OpenXLA Project

Megascale Stats Tool

You can use the Megascale Stats tool to analyze inter-slice communication performance of workloads spanning multiple TPU slices that communicate across the Data Center Network (DCN).

All metrics displayed in the Megascale Stats tool are generated on a per-TPU basis.

Supported Platforms

The Megascale Stats tool is only supported on TPUs.

Terminology Related to Collectives

The tool displays metrics related to communication between TPU slices, which involve the following operations:

send: Interrupts the host to start Direct Memory Access (DMA) and provides a filled buffer to the host to start data transfer.
send-done: Signals the host that the data transfer is completed.
recv: Provides an empty buffer for the host to fill with the transferred data.
recv-done: Signals the host that the data has been received.

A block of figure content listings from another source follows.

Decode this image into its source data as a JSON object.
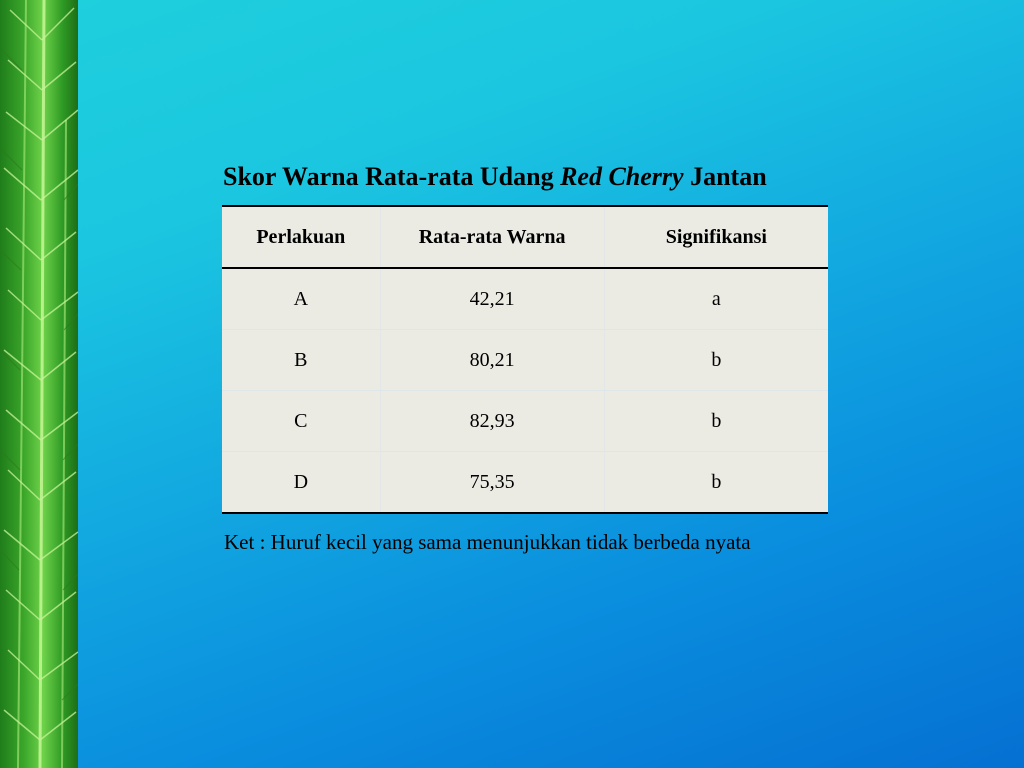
{
  "slide": {
    "title_part1": "Skor Warna Rata-rata Udang ",
    "title_italic": "Red Cherry",
    "title_part2": " Jantan",
    "note": "Ket : Huruf kecil yang sama menunjukkan tidak berbeda nyata"
  },
  "table": {
    "headers": [
      "Perlakuan",
      "Rata-rata Warna",
      "Signifikansi"
    ],
    "rows": [
      [
        "A",
        "42,21",
        "a"
      ],
      [
        "B",
        "80,21",
        "b"
      ],
      [
        "C",
        "82,93",
        "b"
      ],
      [
        "D",
        "75,35",
        "b"
      ]
    ]
  },
  "colors": {
    "background_top": "#1fd0dc",
    "background_bottom": "#0570d2",
    "table_fill": "#ecebe3",
    "plant_green": "#3aa52a"
  }
}
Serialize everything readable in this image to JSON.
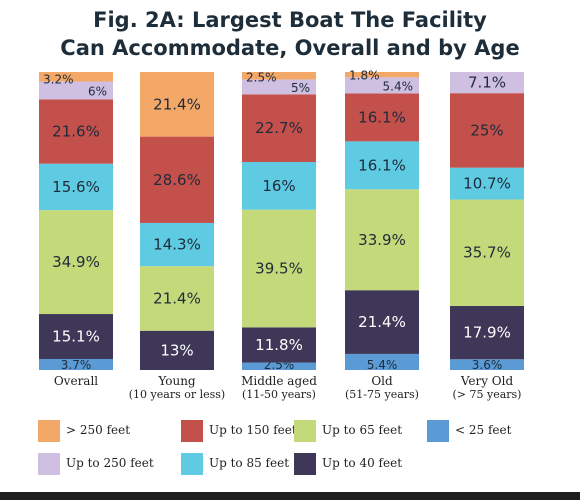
{
  "title_line1": "Fig. 2A: Largest Boat The Facility",
  "title_line2": "Can Accommodate, Overall and by Age",
  "chart_data": {
    "type": "bar",
    "stacked": true,
    "categories": [
      "Overall",
      "Young",
      "Middle aged",
      "Old",
      "Very Old"
    ],
    "category_sublabels": [
      "",
      "(10 years or less)",
      "(11-50 years)",
      "(51-75 years)",
      "(> 75 years)"
    ],
    "series": [
      {
        "name": "< 25 feet",
        "color": "#5b9bd5",
        "values": [
          3.7,
          0,
          2.5,
          5.4,
          3.6
        ],
        "labels": [
          "3.7%",
          "",
          "2.5%",
          "5.4%",
          "3.6%"
        ]
      },
      {
        "name": "Up to 40 feet",
        "color": "#3f3758",
        "values": [
          15.1,
          13,
          11.8,
          21.4,
          17.9
        ],
        "labels": [
          "15.1%",
          "13%",
          "11.8%",
          "21.4%",
          "17.9%"
        ]
      },
      {
        "name": "Up to 65 feet",
        "color": "#c3d97a",
        "values": [
          34.9,
          21.4,
          39.5,
          33.9,
          35.7
        ],
        "labels": [
          "34.9%",
          "21.4%",
          "39.5%",
          "33.9%",
          "35.7%"
        ]
      },
      {
        "name": "Up to 85 feet",
        "color": "#5ecbe2",
        "values": [
          15.6,
          14.3,
          16,
          16.1,
          10.7
        ],
        "labels": [
          "15.6%",
          "14.3%",
          "16%",
          "16.1%",
          "10.7%"
        ]
      },
      {
        "name": "Up to 150 feet",
        "color": "#c4504c",
        "values": [
          21.6,
          28.6,
          22.7,
          16.1,
          25
        ],
        "labels": [
          "21.6%",
          "28.6%",
          "22.7%",
          "16.1%",
          "25%"
        ]
      },
      {
        "name": "Up to 250 feet",
        "color": "#cfbfe0",
        "values": [
          6,
          0,
          5,
          5.4,
          7.1
        ],
        "labels": [
          "6%",
          "",
          "5%",
          "5.4%",
          "7.1%"
        ]
      },
      {
        "name": "> 250 feet",
        "color": "#f4a868",
        "values": [
          3.2,
          21.4,
          2.5,
          1.8,
          0
        ],
        "labels": [
          "3.2%",
          "21.4%",
          "2.5%",
          "1.8%",
          ""
        ]
      }
    ],
    "legend_order": [
      "> 250 feet",
      "Up to 150 feet",
      "Up to 65 feet",
      "< 25 feet",
      "Up to 250 feet",
      "Up to 85 feet",
      "Up to 40 feet"
    ],
    "legend_position": "bottom",
    "ylim": [
      0,
      100
    ],
    "grid": false
  }
}
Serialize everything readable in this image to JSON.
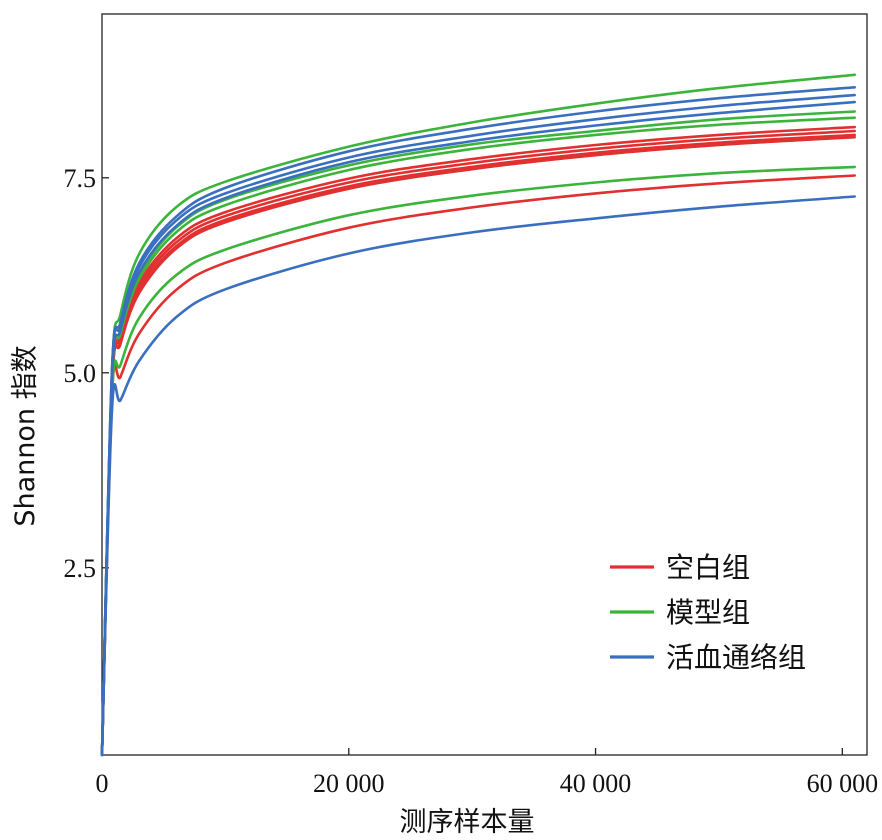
{
  "chart_data": {
    "type": "line",
    "title": "",
    "xlabel": "测序样本量",
    "ylabel": "Shannon 指数",
    "xlim": [
      0,
      62000
    ],
    "ylim": [
      0.1,
      9.6
    ],
    "x_ticks": [
      {
        "value": 0,
        "label": "0"
      },
      {
        "value": 20000,
        "label": "20 000"
      },
      {
        "value": 40000,
        "label": "40 000"
      },
      {
        "value": 60000,
        "label": "60 000"
      }
    ],
    "y_ticks": [
      {
        "value": 2.5,
        "label": "2.5"
      },
      {
        "value": 5.0,
        "label": "5.0"
      },
      {
        "value": 7.5,
        "label": "7.5"
      }
    ],
    "grid": false,
    "legend_position": "bottom-right",
    "groups": [
      {
        "name": "空白组",
        "color": "#e03030"
      },
      {
        "name": "模型组",
        "color": "#3cb43c"
      },
      {
        "name": "活血通络组",
        "color": "#3a6fbf"
      }
    ],
    "sample_x": [
      0,
      800,
      1500,
      3000,
      6000,
      10000,
      20000,
      30000,
      40000,
      50000,
      61000
    ],
    "series": [
      {
        "group": "空白组",
        "values": [
          0.1,
          4.8,
          5.5,
          6.15,
          6.72,
          7.06,
          7.49,
          7.74,
          7.92,
          8.05,
          8.15
        ]
      },
      {
        "group": "空白组",
        "values": [
          0.1,
          4.8,
          5.45,
          6.1,
          6.67,
          7.01,
          7.44,
          7.69,
          7.87,
          8.0,
          8.1
        ]
      },
      {
        "group": "空白组",
        "values": [
          0.1,
          4.8,
          5.4,
          6.05,
          6.62,
          6.96,
          7.39,
          7.64,
          7.82,
          7.95,
          8.05
        ]
      },
      {
        "group": "空白组",
        "values": [
          0.1,
          4.8,
          5.37,
          6.02,
          6.59,
          6.93,
          7.36,
          7.61,
          7.79,
          7.92,
          8.02
        ]
      },
      {
        "group": "空白组",
        "values": [
          0.1,
          4.7,
          4.95,
          5.5,
          6.06,
          6.41,
          6.86,
          7.12,
          7.3,
          7.43,
          7.53
        ]
      },
      {
        "group": "模型组",
        "values": [
          0.1,
          5.0,
          5.75,
          6.52,
          7.12,
          7.45,
          7.9,
          8.21,
          8.45,
          8.65,
          8.82
        ]
      },
      {
        "group": "模型组",
        "values": [
          0.1,
          4.9,
          5.55,
          6.25,
          6.86,
          7.22,
          7.66,
          7.93,
          8.1,
          8.25,
          8.35
        ]
      },
      {
        "group": "模型组",
        "values": [
          0.1,
          4.9,
          5.5,
          6.2,
          6.8,
          7.15,
          7.6,
          7.87,
          8.05,
          8.18,
          8.27
        ]
      },
      {
        "group": "模型组",
        "values": [
          0.1,
          4.7,
          5.1,
          5.7,
          6.25,
          6.58,
          7.02,
          7.27,
          7.44,
          7.56,
          7.64
        ]
      },
      {
        "group": "活血通络组",
        "values": [
          0.1,
          5.0,
          5.65,
          6.4,
          7.0,
          7.37,
          7.84,
          8.13,
          8.35,
          8.52,
          8.66
        ]
      },
      {
        "group": "活血通络组",
        "values": [
          0.1,
          5.0,
          5.6,
          6.35,
          6.95,
          7.3,
          7.76,
          8.04,
          8.25,
          8.42,
          8.56
        ]
      },
      {
        "group": "活血通络组",
        "values": [
          0.1,
          4.9,
          5.55,
          6.28,
          6.88,
          7.24,
          7.7,
          7.97,
          8.17,
          8.33,
          8.47
        ]
      },
      {
        "group": "活血通络组",
        "values": [
          0.1,
          4.5,
          4.65,
          5.15,
          5.71,
          6.07,
          6.53,
          6.8,
          6.98,
          7.13,
          7.26
        ]
      }
    ]
  }
}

A collective is initiated by a send operation and completed by the matching recv-done operation. The actual sending of data occurs after the send operation is completed. The send-done operation occurs after the data has been sent. Likewise, data is received after the recv operation is completed. The recv-done operation occurs after the data is received.

Interface Components

The tool displays a table with the following columns, with one row for each profiled collective operation:

DCN collective name: Assigned by XLA.
Recv op name: The TPU recv-done operation name. This provides an easy way to search Trace Viewer for the corresponding collective TPU operations.
Send op name: The TPU send operation name.
Slack time: Defined as the network independent time the collective has to transmit the data. It is a measure of the time the collective has available to send and receive data, excluding the send, send-done, recv, or recv-done operations. Increasing slack time reduces the chances of stalling the TPU for a collective. For example, given the following timeline:

timeline showing slack time

Slack time is calculated in this example as:

Slack time = t<sub>1</sub> + t<sub>2</sub> + t<sub>3</sub>

Observed duration: The duration observed for each collective. It is computed as the interval between the start of the send operation to the end of the corresponding recv-done operation, including the time spent sending and receiving data. For example, given the following timeline:

timeline showing observed duration

Observed duration is calculated as:

Observed duration = t<sub>send</sub> + t<sub>1</sub> + t<sub>send-done</sub> + t<sub>2</sub> + t<sub>recv</sub> + t<sub>3</sub> + t<sub>recv-done</sub>

Stall Duration: The duration of time the collective stalls the TPU. This is the total duration of time the collective spends in the send, send-done, recv, and recv-done operations, not including the time spent transmitting data. For example, given the following timeline:

timeline showing stall duration

Stall duration is calculated in this example as:

Stall duration = t<sub>send</sub> + t<sub>send-done</sub> + t<sub>recv</sub> + t<sub>recv-done</sub>

Occurrences: The total number of times a collective is initiated and completed during a profile duration. The send operation and its matching recv-done operation must occur within the profile duration to be included in this metric.
Aggregated total stall: The total amount of time a collective stalls a TPU during a profile duration. Aggregation total stall is calculated as:
- Aggregated total stall = stall duration * occurrences
Data transmitted size: The amount of data that is transmitted over the network for the collective, computed based on the XLA operation shape.
Required bandwidth: The bandwidth required to transmit the data within the provided slack. You can use this metric to see the number of collectives competing for network bandwidth during the profile duration. Required bandwidth is computed as:
- Required bandwidth = data transmitted size / slack time

Analyzing Megascale Stats Tool Data

To analyze the data presented in the tool:

Sort the table by Aggregated Total Stall in descending order.
Identify the DCN collective name with the highest Aggregated Total Stall. A significantly high value compared to others may indicate a bottleneck.
Multiply the Required Bandwidth of the DCN collective by the number of cores (e.g., 8 per v4 TPU host). If this value is greater than the maximum network bandwidth of the TPU, it may indicate network congestion. Try changing the sharding mechanism to reduce the required bandwidth.
Generate an HLO dump to check for compiler issues. Fanning out send and recv-done operations can allow for scheduling more overlapping HLO operations and reduce TPU stall time.
Check the duration of recv-done operations in Trace Viewer for the collective with the maximum aggregated total stall. A high transfer duration could indicate a bandwidth bottleneck as recv-done operations are usually blocked on the network.
If the duration of recv-done operations is not excessively high compared to the slack time, it might suggest a hardware issue.